Only once inside the station can one appreciate its size. Escalators at the entrances on either side of Rt. 123 will carry commuters up the mezzanine level; an elevated pedestrian walkway at this level crosses over the highway. The mezzanine is 650 feet long. Another escalator (or elevator) bay will bring passengers to the top level—the platform—that provides vistas of the new Tysons Corner rising up around the rail line.

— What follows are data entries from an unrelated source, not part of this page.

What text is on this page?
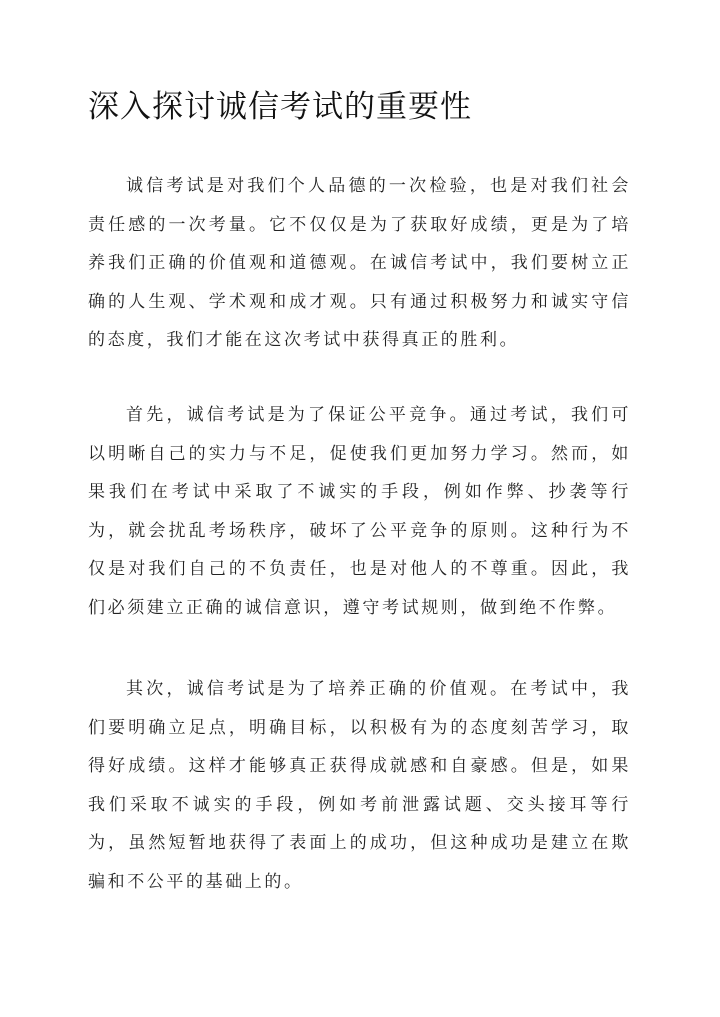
深入探讨诚信考试的重要性

诚信考试是对我们个人品德的一次检验，也是对我们社会责任感的一次考量。它不仅仅是为了获取好成绩，更是为了培养我们正确的价值观和道德观。在诚信考试中，我们要树立正确的人生观、学术观和成才观。只有通过积极努力和诚实守信的态度，我们才能在这次考试中获得真正的胜利。

首先，诚信考试是为了保证公平竞争。通过考试，我们可以明晰自己的实力与不足，促使我们更加努力学习。然而，如果我们在考试中采取了不诚实的手段，例如作弊、抄袭等行为，就会扰乱考场秩序，破坏了公平竞争的原则。这种行为不仅是对我们自己的不负责任，也是对他人的不尊重。因此，我们必须建立正确的诚信意识，遵守考试规则，做到绝不作弊。

其次，诚信考试是为了培养正确的价值观。在考试中，我们要明确立足点，明确目标，以积极有为的态度刻苦学习，取得好成绩。这样才能够真正获得成就感和自豪感。但是，如果我们采取不诚实的手段，例如考前泄露试题、交头接耳等行为，虽然短暂地获得了表面上的成功，但这种成功是建立在欺骗和不公平的基础上的。
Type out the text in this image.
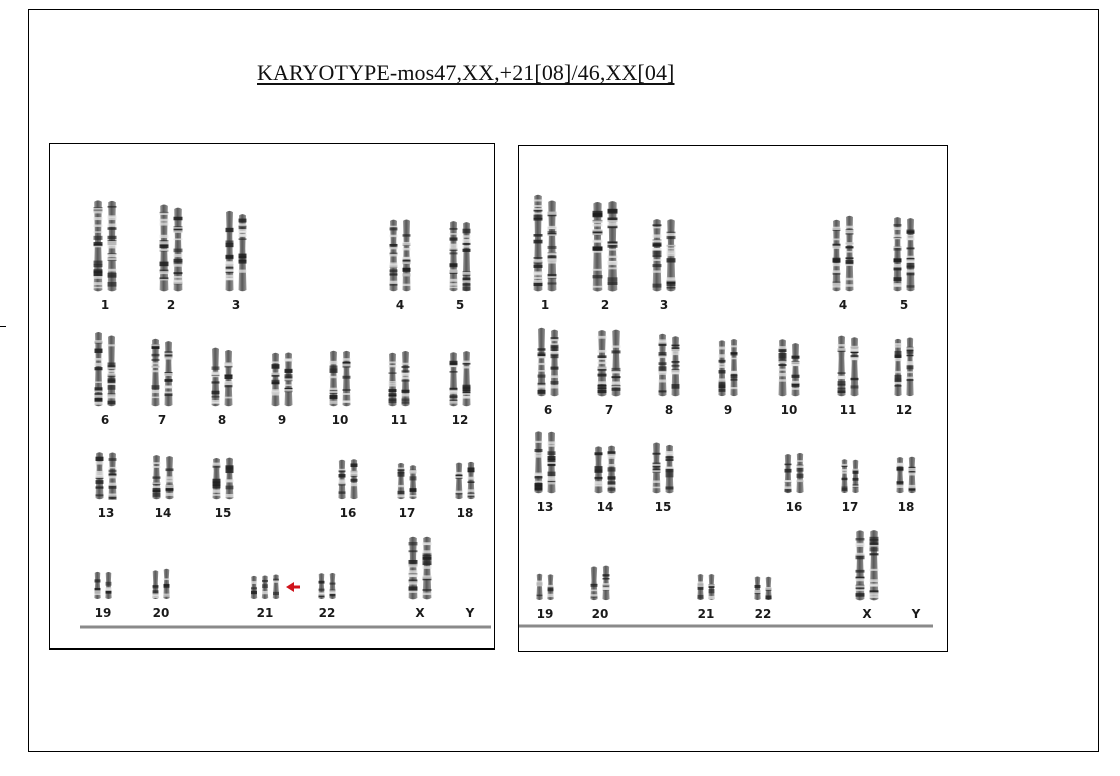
KARYOTYPE-mos47,XX,+21[08]/46,XX[04]
1	2	3	4	5
6	7	8	9	10	11	12
13	14	15	16	17	18
19	20	21	22	X	Y
1	2	3	4	5
6	7	8	9	10	11	12
13	14	15	16	17	18
19	20	21	22	X	Y
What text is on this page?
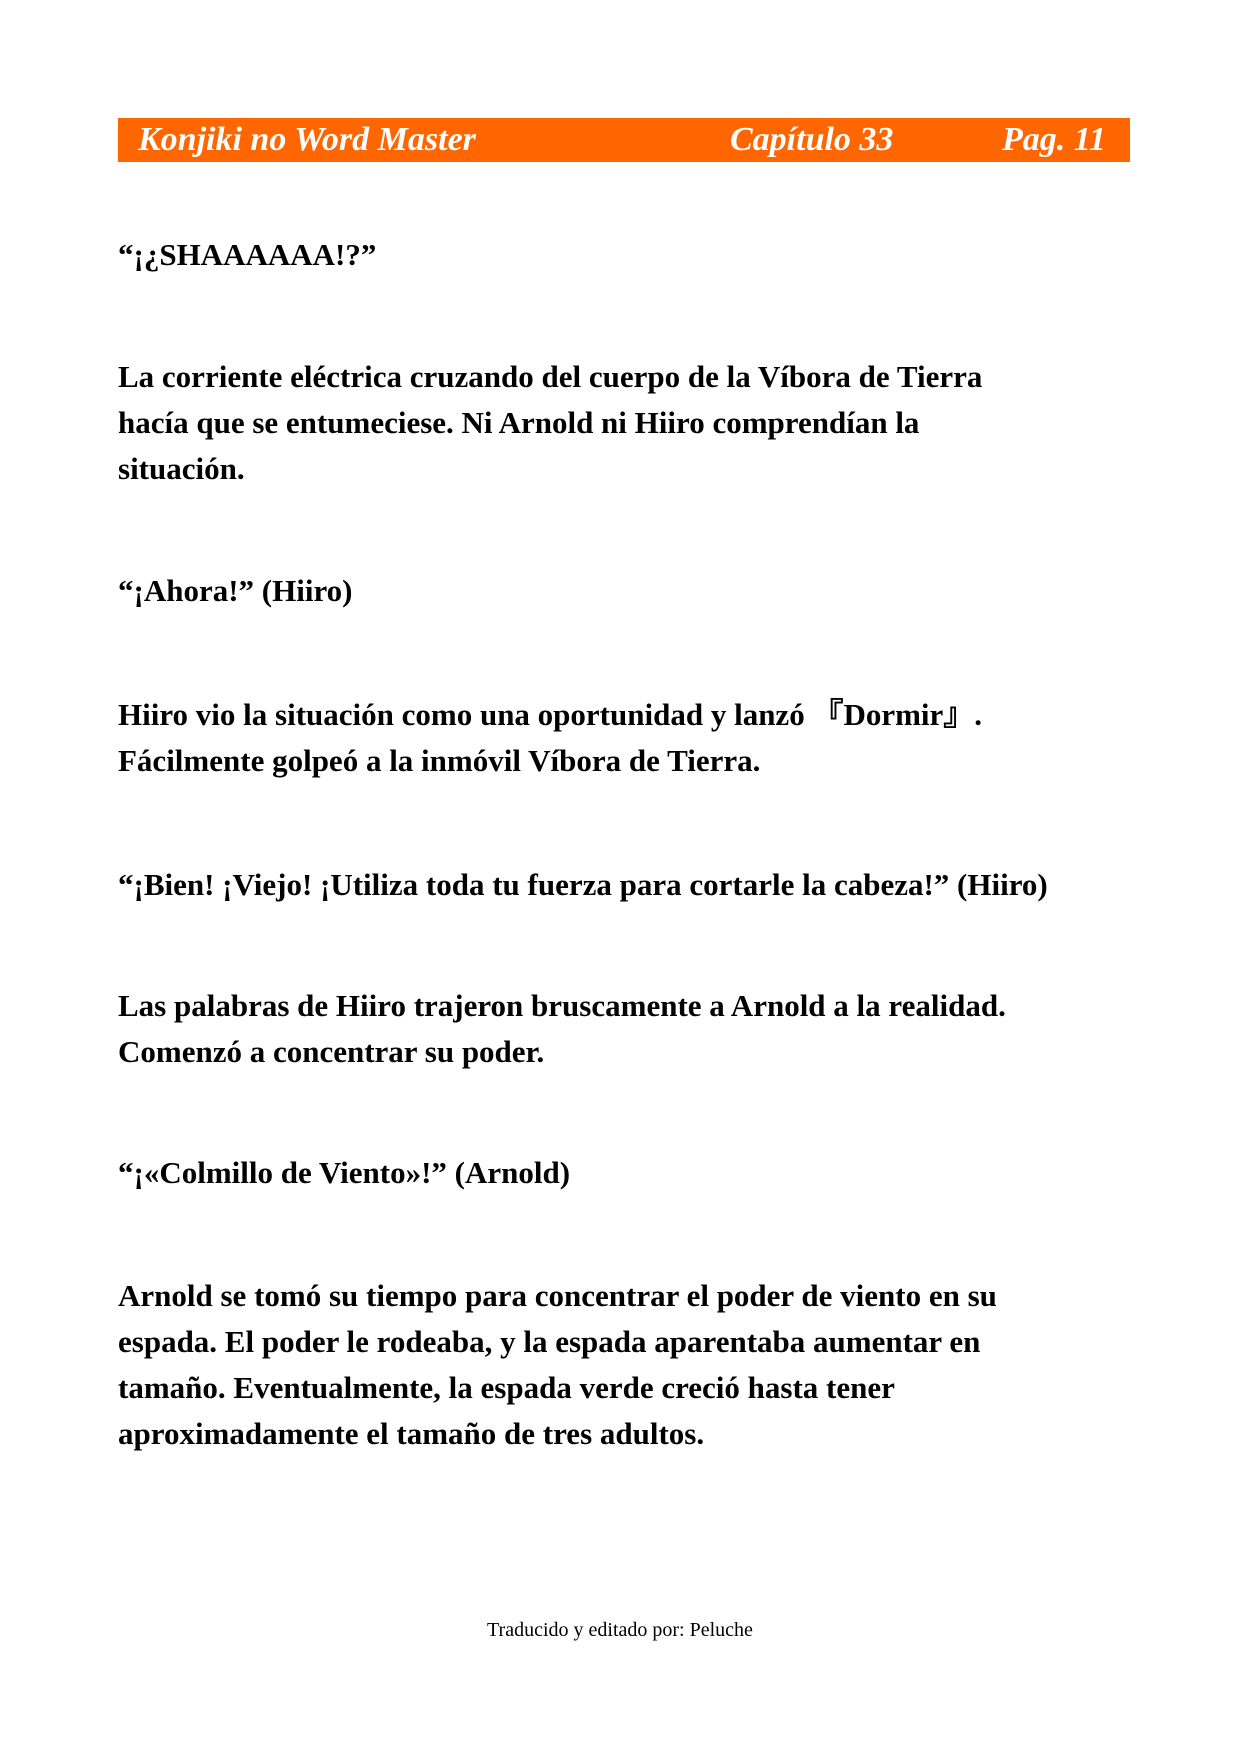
Konjiki no Word Master	Capítulo 33	Pag. 11

“¡¿SHAAAAAA!?”

La corriente eléctrica cruzando del cuerpo de la Víbora de Tierra
hacía que se entumeciese. Ni Arnold ni Hiiro comprendían la
situación.

“¡Ahora!” (Hiiro)

Hiiro vio la situación como una oportunidad y lanzó 『Dormir』.
Fácilmente golpeó a la inmóvil Víbora de Tierra.

“¡Bien! ¡Viejo! ¡Utiliza toda tu fuerza para cortarle la cabeza!” (Hiiro)

Las palabras de Hiiro trajeron bruscamente a Arnold a la realidad.
Comenzó a concentrar su poder.

“¡«Colmillo de Viento»!” (Arnold)

Arnold se tomó su tiempo para concentrar el poder de viento en su
espada. El poder le rodeaba, y la espada aparentaba aumentar en
tamaño. Eventualmente, la espada verde creció hasta tener
aproximadamente el tamaño de tres adultos.

Traducido y editado por: Peluche
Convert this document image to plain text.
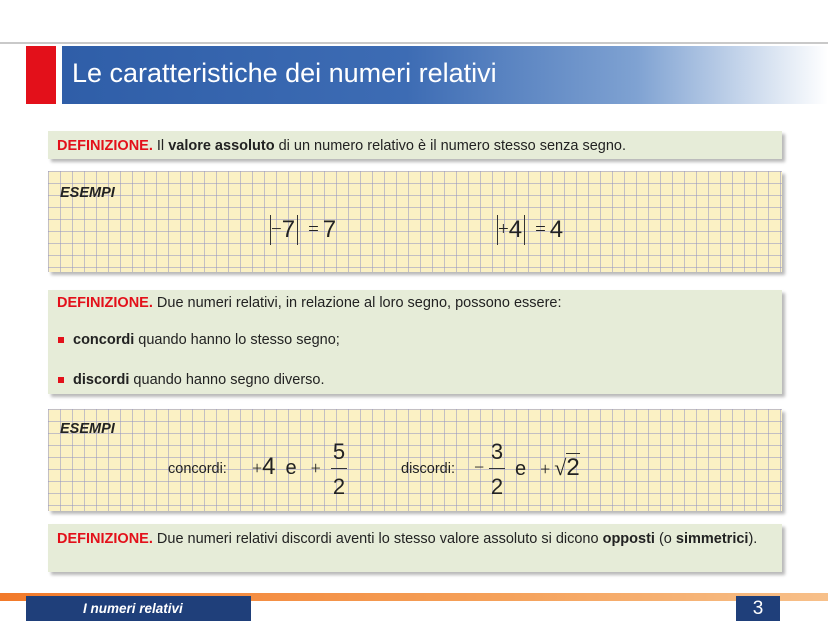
Le caratteristiche dei numeri relativi
DEFINIZIONE. Il valore assoluto di un numero relativo è il numero stesso senza segno.
ESEMPI
−7 = 7	+4 = 4
DEFINIZIONE. Due numeri relativi, in relazione al loro segno, possono essere:
concordi quando hanno lo stesso segno;
discordi quando hanno segno diverso.
ESEMPI
concordi: +4 e +
5
2
discordi: −
3
2
e + √2
DEFINIZIONE. Due numeri relativi discordi aventi lo stesso valore assoluto si dicono opposti (o simmetrici).
I numeri relativi	3
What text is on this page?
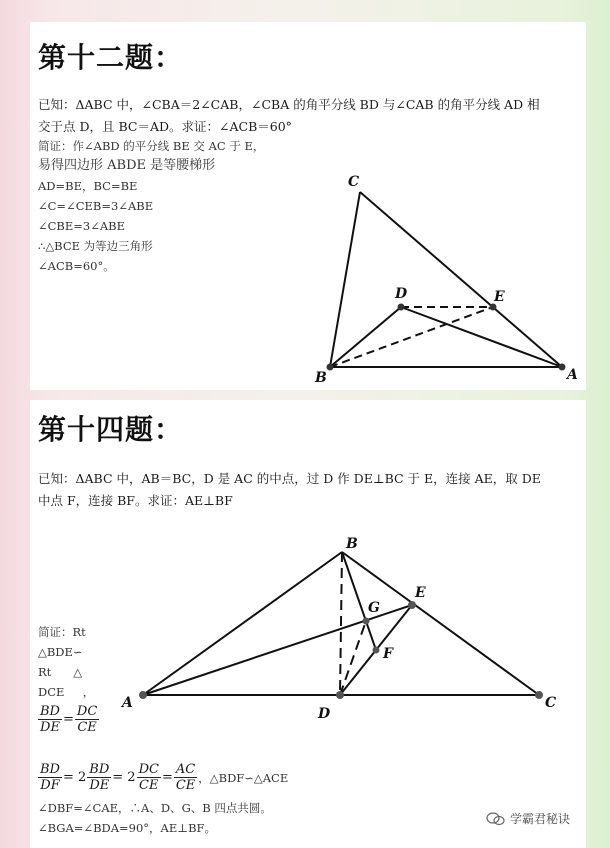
第十二题：
已知：ΔABC 中，∠CBA＝2∠CAB，∠CBA 的角平分线 BD 与∠CAB 的角平分线 AD 相
交于点 D，且 BC＝AD。求证：∠ACB＝60°
简证：作∠ABD 的平分线 BE 交 AC 于 E，
易得四边形 ABDE 是等腰梯形
AD=BE，BC=BE
∠C=∠CEB=3∠ABE
∠CBE=3∠ABE
∴△BCE 为等边三角形
∠ACB=60°。
C
D	E
B	A
第十四题：
已知：ΔABC 中，AB＝BC，D 是 AC 的中点，过 D 作 DE⊥BC 于 E，连接 AE，取 DE
中点 F，连接 BF。求证：AE⊥BF
简证：Rt
△BDE∽
Rt      △
DCE     ，
$\frac{BD}{DE} = \frac{DC}{CE}$
$\frac{BD}{DF} = 2 \frac{BD}{DE} = 2 \frac{DC}{CE} = \frac{AC}{CE}$ ，△BDF∽△ACE
∠DBF=∠CAE，∴A、D、G、B 四点共圆。
∠BGA=∠BDA=90°，AE⊥BF。
B
E
G
F
A
D
C
学霸君秘诀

For now, safety barriers at the platform’s edges protect visitors from an electrified third rail that powers only test trains.
"We are on schedule to complete construction in November," said Marcia McAllister, a project spokeswoman. "Then we will be turning it over and continuing to work with WMATA to test and make sure that everything is perfectly safe.
She said the engineers and construction workers have a lot to be proud considering the difficulties of building a heavy rail life in a dense corridor. "It was a challenge to build it here in Tysons Corner. Tysons has 125,000 people working here and they are all driving in every day."
The heavy construction work on the stations and tracks is completed. The remaining tasks involve finishing touches (painting walls, posting signage, testing escalators) and testing the trains to comply with all safety regulations -- as well as syncing the Silver Line with the Orange Line tracks.
Phase I of the Silver Line will have five station stops and is expected to cost close to $3 billion. MWAA will eventually hand over the project to Metro, which will complete testing and worker training. The goal: opening the Silver Line for revenue service in early 2014.